Retno ... Retno ... terbuat dari apa hatimu? Mungkinkah ada alasan lain kenapa dia tidak mau berpisah dengan Dibyo.

"Aku kasihan sama Mbak Retno, Ji. Mengapa jadi wanita kok bodoh sekali ya, Mbak Retno itu."

"Husst!!! Dia bukan bodoh, Bal. Tapi sabar. Masuk dalam kategori wanita pilihan dia. Memang sih bedanya sabar sama bodoh itu tipis, setipis kulit ari," sahut Panji diakhiri candaan dengan menaikkan jari tangannnya. Setelah itu bayangan satu tahun lalu sekelebat muncul, teringat rumah tangganya dengan Hasna yang juga hampir kandas. Itu semua karena ulah Dibyo.

"Sabar juga ada batasnya, Ji. Orang kita manusia biasa. Nggak bisa lah kita seperti para nabi yang selalu sabar kala tiap mendapat ujian dari sang maha pencipta."

"Sok ceramah banget kamu, Bal," sahut Panji dengan menggelengkan kepalanya seperti biasa. "Yang benar itu ... sabar itu tidak terbatas, Bal. Akan tetapi sebagai manusia biasa, kita sulit untuk melaksanakannya. Jaminannya aja surga, gimana nggak susah. Bener nggak?"

"Tau, ah. Kamu tuh selalu bisa ngalahin aku terus. Yuk pulang," ajak Ikbal.

"Nah, itu baru betul. Ngapain bahas orang lain, bukankah mending pulang. Bisa-bisa kita telat shalat jumat kalau kebanyakan ngobrol."

Keduanya pun langsung berjalan beriringan untuk pulang. Sebelum keduanya melajukan kuda besinya masing-masing, lebih dulu Ikbal menyerahkan kunci kepada penjaga yang rumahnya tidak jauh dari kantor desa. Sedangkan Panji menunggu sahabatnya kembali.

**

"Sudah lama, Ri?" tanya Dibyo setelah tiba di parkiran, tempat keduanya biasa membuat janji.

Dibyo melihat Riyanti dengan penampilan yang sepertinya sudah siap untuk dibawa pergi.

"Kira-kira baru sepuluh menit, Pak," jawab Riyanti dengan sambutan penuh hangat disertai dengan senyuman.

Dibyo memang biasa memanggil nama Riyanti dengan sebutan nama aslinya. Tujuannya agar tidak ada orang yang curiga jika sewaktu-waktu ada orang yang tidak sengaja mendengarnya.

Di ponselnya pun sama, namanya tertulis nama asli karena untuk menghindari pertanyaan dari Retno. Sekedar untuk jaga-jaga, meskipun istri dari Dibyo itu tidak pernah ingin tahu semua isi ponsel suaminya.

Namun, jangan salah. Walaupun di luar nampak biasa, akan tetapi dalam urusan ranjang hanya Riyanti yang memberi kepuasan dibanding Retno. Waktu kebersamaannya pun juga lebih sering dihabiskan dengan Riyanti.

Kadang-kadang kalau hati sedang suntuk pun, Dibyo kerap kali bertandang ke rumah Riyanti dengan dalih memberikan tugas yang bersangkutan dengan PKK. Maka tidak heran, jika Riyanti sekarang ini dianggap sebagai obat anti gundah gulana oleh Dibyo.

"Ayo kita jalan. Tapi pakai motor nggak papa, ya? Soalnya pertemuan kita tidak ada perjanjian lebih dulu. Kalau aku ambil mobil dulu, nanti malah repot. Retno bakalan banyak nanya."

"Nggak apa-apa, Pak. Asal sama Bapak, saya sih oke aja. Di manapun berada. Lagian saya sudah siap kok dibawa ngebut." Riyanti mengerlingkan matanya.

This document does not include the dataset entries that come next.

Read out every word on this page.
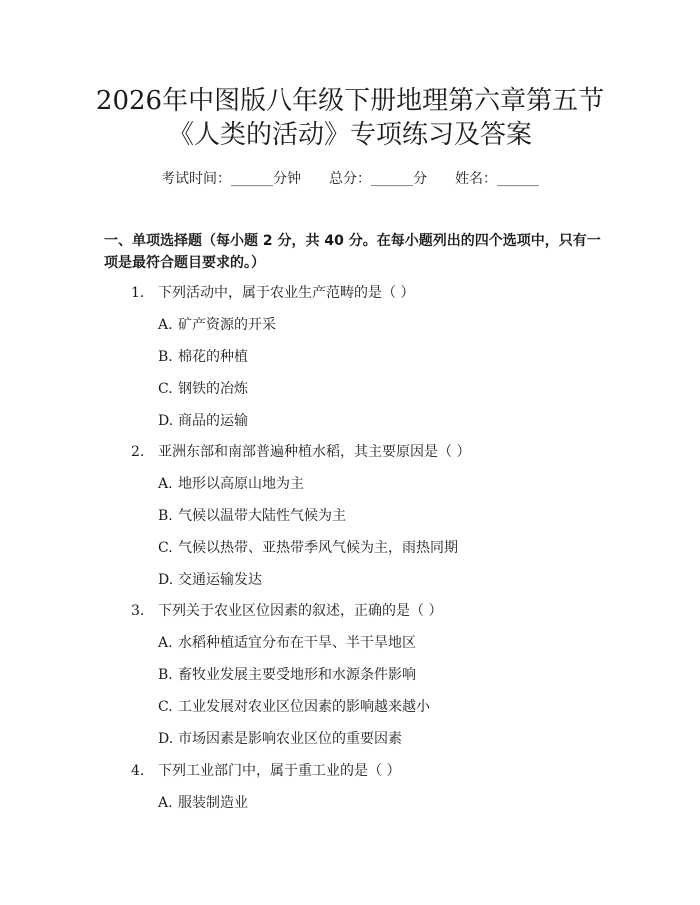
2026年中图版八年级下册地理第六章第五节
《人类的活动》专项练习及答案
考试时间：______分钟 总分：______分 姓名：______
一、单项选择题（每小题 2 分，共 40 分。在每小题列出的四个选项中，只有一项是最符合题目要求的。）
1. 下列活动中，属于农业生产范畴的是（ ）
A. 矿产资源的开采
B. 棉花的种植
C. 钢铁的冶炼
D. 商品的运输
2. 亚洲东部和南部普遍种植水稻，其主要原因是（ ）
A. 地形以高原山地为主
B. 气候以温带大陆性气候为主
C. 气候以热带、亚热带季风气候为主，雨热同期
D. 交通运输发达
3. 下列关于农业区位因素的叙述，正确的是（ ）
A. 水稻种植适宜分布在干旱、半干旱地区
B. 畜牧业发展主要受地形和水源条件影响
C. 工业发展对农业区位因素的影响越来越小
D. 市场因素是影响农业区位的重要因素
4. 下列工业部门中，属于重工业的是（ ）
A. 服装制造业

Dibyo tersenyum senang mendengar jawaban dari wanita di depannya. Lagi-lagi jawaban Riyanti sungguh sangat menyenangkan hati. Dia tidak mempermasalahkan hal yang menurutnya sepele.

"Itu yang aku suka dari kamu." Dibyo mentoel hidung bangir milik Riyanti.

"Tapi ngomong-ngomong ... kok kamu sudah pakai jaket begitu?" tanya Dibyo penasaran. "Bukankah kamu baru saja bubar dari sekolahan?"

"Saya tadinya sudah pulang, Pak. Tapi berhubung ada pesan masuk dari Bapak, langsung deh siap-siap."

"Terus, kamu minta ijin keluar sama suami kamu?"

"Iya lah, Pak. Kalau tidak minta ijin, siapa dong yang ngemong si Adek. Cuma saya bilangnya ada pertemuan dengan rekan guru yang lainnya. Untuk Bapak, semua bisa diatur," sahut Riyanti dengan menautkan kedua jarinya.

"Memangnya suami kamu nggak curiga?" cecar Dibyo ingin tahu.

"Dia hanya mengiyakan dan percaya begitu saja. Kalau nanti suamiku sudah membangkang dan banyak protes, gampang lah. Kita ke rumah Mbah Darsum lagi," jawab Riyanti dengan nyengir kuda memperlihatkan giginya yang putih bersih.

"Kamu tuh, ya. Bisa ... aja. Ya udah, yuk naik," ajak Dibyo kemudian. Dia anggap tidak ada masalah hari ini, sehingga memudahkan untuk pertemuan selanjutnya.

Riyanti pun kemudian naik dalam boncengan Dibyo. Tak lupa sebelumnya dia gunakan masker seperti biasa agar tidak ada orang yang mencurigainya. Sayangnya, dari jauh ada sepasang mata yang tengah mengamati mereka berdua.

Dalam perjalanan menuju tempat yang mereka tuju, tak ada perbincangan serius. Keduanya hanya diam menikmati perjalanan. Cukup bahasa tubuh keduanya yang mewakilinya. Dibyo yang menikmati pegangan erat dari Riyanti yang melingkar pada pinggangnya. Membuat lelaki itu bertambah nyaman. Begitupun sebaliknya.

Tidak rugi bagi seorang Riyanti yang tega mengibuli sang suami demi mendapatkan semua itu dari pelukan pria lain. Selain itu, tentunya nanti sepulangnya dia bisa menggondol beberapa lembaran merah demi untuk membeli susu formula untuk anaknya yang baru saja belajar merangkak, serta untuk kebutuhan dirinya sendiri. Terutama yang bersangkutan dengan kosmetik.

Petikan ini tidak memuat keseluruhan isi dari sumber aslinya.